Thursday, February 15, 2007

The path to true love

Yesterday was Valentine’s Day, and thanks be that it is over for another year. This annual fest of commercialisation of romance has me fed up to the back teeth.

The romantic meal in the restaurant, just the two of you, gazing into each others eyes and saying nothing, but thinking how much you would rather be with a bunch of friends, when ordering another bottle of wine would be a magnanimous gesture, instead of sharing a bottle of wine, after you have toasted each other with a glass of champagne. Oh, yes the romantic gesture – card, flowers or a gift, but, how romantic is it, when you are expected to do it, because some commercial wizard decided to make money out of some Roman priest, who decided to keep on marrying couples, against the emporor’s wishes, and ended up falling in love with the jailor’s daughter? And as these gestures are judged by ladies against the gestures made to their friends/colleagues, if you don’t measure up to meet her requirements for one upmanship, you will very soon end up in the dog house.

Andrew Marshall, who is a psychologist with 20 years experience specialising in couple counselling, gives the following adv ice: don’t listen to soppy dedications on the radio, don’t buy a huge bouquet of expensive flowers, don’t book a table at a romantic candlelit restaurant, do embrace love in all its complications, do open a joint bank account, do confess some painful secret from your childhood, and do allow yourself to be vulnerable. Well, apart from the bit about the flowers and the restaurant, what a load of bollox!

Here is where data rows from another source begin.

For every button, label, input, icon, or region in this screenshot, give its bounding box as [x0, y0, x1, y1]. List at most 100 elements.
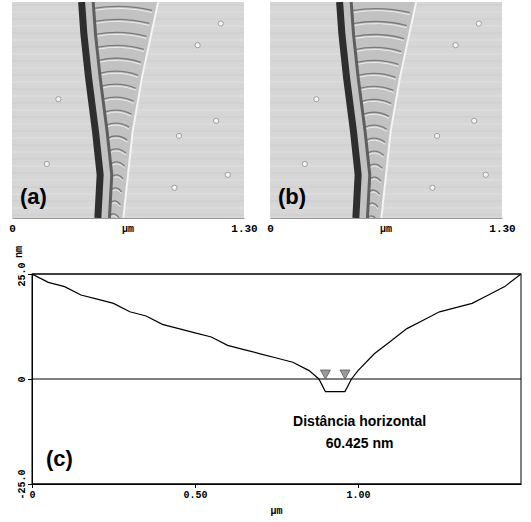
plot-frame [32, 274, 521, 484]
panel: 01.30µm(a) [9, 2, 258, 235]
tick-label: 0.50 [183, 490, 207, 501]
groove-wall [351, 2, 370, 218]
bump [472, 118, 477, 123]
ridge-light [357, 62, 399, 66]
image-ground [12, 2, 244, 218]
ridge-light [369, 192, 380, 196]
ridge-light [358, 75, 396, 79]
ridge-light [368, 205, 378, 209]
axis-title: µm [380, 224, 392, 235]
image-ground [270, 2, 502, 218]
cursor [340, 370, 350, 379]
bump [483, 172, 488, 177]
ridge-light [108, 138, 127, 142]
figure: 01.30µm(a)01.30µm(b)00.501.00-25.0025.0µ… [0, 0, 531, 522]
panel: 01.30µm(b) [267, 2, 516, 235]
ridge-light [97, 47, 144, 51]
ridge-light [100, 73, 139, 77]
grid-line [32, 379, 521, 380]
tick-mark [28, 274, 32, 275]
ridge-light [360, 88, 394, 92]
tick: 0.50 [183, 484, 207, 501]
bump [195, 43, 200, 48]
scan-line [12, 215, 244, 216]
ridge-light [367, 153, 383, 157]
bump [476, 21, 481, 26]
tick-mark [195, 484, 196, 488]
bump [172, 185, 177, 190]
ridge-light [94, 8, 152, 12]
ridge-light [103, 99, 134, 103]
groove [82, 2, 159, 218]
tick-label: 1.30 [489, 223, 515, 235]
ridge-light [363, 114, 389, 118]
bump [434, 133, 439, 138]
bump [176, 133, 181, 138]
groove [340, 2, 417, 218]
axis-line [32, 275, 33, 485]
ridge-light [109, 151, 126, 155]
ridge-light [96, 34, 147, 38]
bump [302, 161, 307, 166]
groove-edge [381, 2, 416, 218]
ridge-light [366, 140, 385, 144]
ridge-light [111, 164, 125, 168]
ridge-light [105, 112, 132, 116]
tick-mark [28, 484, 32, 485]
grid-line [32, 274, 521, 275]
tick: 0 [17, 376, 32, 382]
bump [214, 118, 219, 123]
tick: -25.0 [17, 469, 32, 499]
ridge-light [101, 86, 136, 90]
bump [44, 161, 49, 166]
ridge-light [354, 36, 404, 40]
panel-label: (a) [20, 184, 47, 209]
bump [453, 43, 458, 48]
axis-line [13, 218, 245, 219]
tick: 0 [29, 484, 35, 501]
axis: 0 0.50 1.00 [29, 484, 521, 501]
tick-mark [358, 484, 359, 488]
tick: 1.00 [346, 484, 370, 501]
tick-label: 0 [17, 376, 28, 382]
tick-label: 1.00 [346, 490, 370, 501]
tick-mark [28, 379, 32, 380]
ridge-light [365, 127, 387, 131]
grid-line [32, 484, 521, 485]
ridge-light [98, 60, 141, 64]
axis: 01.30 [9, 218, 258, 235]
axis: -25.0025.0 [17, 262, 33, 499]
annotation: Distância horizontal [293, 413, 426, 429]
tick: 25.0 [17, 262, 32, 286]
axis-title: nm [14, 246, 25, 258]
tick: 0 [9, 218, 16, 235]
groove-wall [93, 2, 112, 218]
bump [56, 97, 61, 102]
cursor [320, 370, 330, 379]
bump [430, 185, 435, 190]
ridge-light [352, 11, 410, 15]
ridge-light [370, 179, 381, 183]
afm-image [12, 2, 244, 218]
tick-label: 25.0 [17, 262, 28, 286]
ridge-light [111, 190, 122, 194]
groove-edge [123, 2, 158, 218]
tick-mark [32, 484, 33, 488]
ridge-light [112, 177, 123, 181]
groove-wall [82, 2, 101, 218]
tick-label: -25.0 [17, 469, 28, 499]
ridge-light [353, 24, 407, 28]
profile-line [32, 274, 521, 392]
tick-label: 0 [267, 223, 274, 235]
axis: 01.30 [267, 218, 516, 235]
tick: 0 [267, 218, 274, 235]
ridge-light [369, 166, 382, 170]
bump [314, 97, 319, 102]
ridge-light [106, 125, 129, 129]
afm-image [270, 2, 502, 218]
groove-wall [340, 2, 359, 218]
tick-label: 0 [29, 490, 35, 501]
profile-chart: 00.501.00-25.0025.0µmnm(c)Distância hori… [14, 246, 522, 517]
axis-line [33, 484, 522, 485]
tick-label: 0 [9, 223, 16, 235]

I always have a good laugh at those stupid valentines day messages: “snookums pookie, I love it when you curl your toes – your snuggle bunny”. Who actually talks like that – its hilarious! Embrace love with all its complications – what the hell is that supposed to mean, anyway? Joint bank account? Not a chance – what is mine, is my own! Painful secrets from my childhood – they are painful, I don’t want to revisit how traumatised I became by being forced to model knitting patterns in Womens Magazine, when I was a three year old. I’ve got over it, buried, forgotten, leave it alone. Allow myself to be vulnerable – ha- fat chance.